I sighed and turned around to flip the sandwiches. I kept my voice low because Karsen was far more observant than I think he realized. “I need a gun. Conner has shown us that he’s ready to make things bloody and I’m not sure how much longer Titus can keep going with this act we’re trying to put on. He’s barely holding it together as it is, and now with what happened to Bax”—I shook my head and looked at him over my shoulder—“I need to be able to protect myself.”
His gunmetal-colored eyes shifted between gray and blue as he considered me silently. The sides of his mouth pulled down in a frown as he leaned on the counter. “You know how to use a piece?”
I snorted and moved the pan off the heat. I tossed my long hair over my shoulder and turned around to meet his steady gaze. “I grew up in the Point. Titus can’t know about it and neither can Race.” I shrugged. “They wouldn’t be on board with you arming the enemy.”
He snorted and took a seat as I pulled out plates to shovel the sandwiches and a handful of chips onto.
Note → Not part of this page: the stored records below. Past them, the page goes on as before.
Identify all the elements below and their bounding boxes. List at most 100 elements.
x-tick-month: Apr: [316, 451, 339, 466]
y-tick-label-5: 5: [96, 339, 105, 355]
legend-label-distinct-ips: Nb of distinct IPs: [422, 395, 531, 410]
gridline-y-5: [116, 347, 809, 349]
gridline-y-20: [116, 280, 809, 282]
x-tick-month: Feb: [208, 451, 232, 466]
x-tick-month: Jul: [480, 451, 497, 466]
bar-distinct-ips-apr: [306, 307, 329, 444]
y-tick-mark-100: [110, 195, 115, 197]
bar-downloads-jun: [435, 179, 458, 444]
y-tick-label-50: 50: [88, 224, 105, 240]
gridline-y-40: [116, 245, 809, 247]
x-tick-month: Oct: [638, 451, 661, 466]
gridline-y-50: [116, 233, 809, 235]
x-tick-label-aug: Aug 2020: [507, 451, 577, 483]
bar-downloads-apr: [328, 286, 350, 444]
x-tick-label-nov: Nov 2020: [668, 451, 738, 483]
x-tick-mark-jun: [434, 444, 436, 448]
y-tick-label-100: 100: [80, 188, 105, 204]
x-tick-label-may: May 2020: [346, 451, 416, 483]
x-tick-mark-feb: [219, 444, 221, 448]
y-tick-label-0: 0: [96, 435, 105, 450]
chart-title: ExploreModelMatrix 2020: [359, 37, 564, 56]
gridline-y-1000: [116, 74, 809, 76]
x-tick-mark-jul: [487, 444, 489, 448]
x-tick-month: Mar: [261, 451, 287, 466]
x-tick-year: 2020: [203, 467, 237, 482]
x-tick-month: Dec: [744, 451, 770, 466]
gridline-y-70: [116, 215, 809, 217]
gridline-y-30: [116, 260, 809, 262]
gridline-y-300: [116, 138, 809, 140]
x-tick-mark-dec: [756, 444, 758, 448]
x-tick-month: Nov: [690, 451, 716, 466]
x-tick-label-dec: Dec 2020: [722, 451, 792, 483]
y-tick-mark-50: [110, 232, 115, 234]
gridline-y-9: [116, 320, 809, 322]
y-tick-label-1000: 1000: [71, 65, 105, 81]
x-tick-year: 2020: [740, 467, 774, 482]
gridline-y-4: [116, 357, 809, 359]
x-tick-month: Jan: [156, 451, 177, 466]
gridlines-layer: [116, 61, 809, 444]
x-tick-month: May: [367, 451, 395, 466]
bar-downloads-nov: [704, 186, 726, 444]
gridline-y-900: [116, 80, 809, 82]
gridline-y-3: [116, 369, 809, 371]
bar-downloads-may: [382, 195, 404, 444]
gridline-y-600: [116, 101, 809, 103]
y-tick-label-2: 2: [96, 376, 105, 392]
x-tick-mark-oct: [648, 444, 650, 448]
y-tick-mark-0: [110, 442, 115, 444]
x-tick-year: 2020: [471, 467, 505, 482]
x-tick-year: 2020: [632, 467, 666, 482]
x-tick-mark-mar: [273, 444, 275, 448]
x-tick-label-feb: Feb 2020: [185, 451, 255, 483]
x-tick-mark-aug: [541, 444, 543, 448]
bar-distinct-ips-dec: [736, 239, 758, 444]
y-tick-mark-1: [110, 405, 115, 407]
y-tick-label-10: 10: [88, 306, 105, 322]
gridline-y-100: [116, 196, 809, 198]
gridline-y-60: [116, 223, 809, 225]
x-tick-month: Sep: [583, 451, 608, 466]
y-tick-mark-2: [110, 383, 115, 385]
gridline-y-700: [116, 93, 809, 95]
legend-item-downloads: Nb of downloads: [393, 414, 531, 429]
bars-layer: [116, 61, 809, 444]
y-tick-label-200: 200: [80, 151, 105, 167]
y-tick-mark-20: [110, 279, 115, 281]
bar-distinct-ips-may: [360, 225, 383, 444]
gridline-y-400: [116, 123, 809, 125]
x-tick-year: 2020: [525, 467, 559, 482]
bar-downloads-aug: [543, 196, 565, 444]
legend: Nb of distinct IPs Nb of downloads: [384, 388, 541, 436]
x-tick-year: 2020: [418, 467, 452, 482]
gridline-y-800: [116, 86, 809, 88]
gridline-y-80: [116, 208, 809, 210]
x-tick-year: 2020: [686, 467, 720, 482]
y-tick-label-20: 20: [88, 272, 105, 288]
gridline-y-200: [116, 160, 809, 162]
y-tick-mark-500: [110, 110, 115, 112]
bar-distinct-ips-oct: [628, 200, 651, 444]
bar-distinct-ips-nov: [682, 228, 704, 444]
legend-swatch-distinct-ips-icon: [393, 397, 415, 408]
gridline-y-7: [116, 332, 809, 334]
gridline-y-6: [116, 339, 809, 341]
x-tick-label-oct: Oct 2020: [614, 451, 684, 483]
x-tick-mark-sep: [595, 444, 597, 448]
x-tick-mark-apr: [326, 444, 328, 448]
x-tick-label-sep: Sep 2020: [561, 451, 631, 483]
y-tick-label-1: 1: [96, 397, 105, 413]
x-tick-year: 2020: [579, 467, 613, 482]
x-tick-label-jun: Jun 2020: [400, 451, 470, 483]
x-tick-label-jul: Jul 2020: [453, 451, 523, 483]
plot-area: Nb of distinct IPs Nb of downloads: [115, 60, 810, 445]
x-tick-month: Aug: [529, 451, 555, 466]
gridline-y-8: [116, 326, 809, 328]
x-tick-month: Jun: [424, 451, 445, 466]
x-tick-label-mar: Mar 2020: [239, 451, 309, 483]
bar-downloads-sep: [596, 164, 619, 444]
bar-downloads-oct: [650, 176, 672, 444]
“You might be their enemy, but you’ve never done me wrong and I get where you’re coming from. I bet the cop has a clearer idea of how powerful a motivator revenge can be after seeing his brother lie unmoving in that hospital bed for the last week. No man can know the trail of revenge and retaliation until he’s had to walk it himself.”
I bit my lip and set the plate down in front of him. “So can you help me out?” He was my safest option. I had to be ready for Conner, and if Booker told me no, I was going to have to risk hitting the streets to try to find a dealer on my own. That was the last resort but I would do what I had to in order to put an end to this.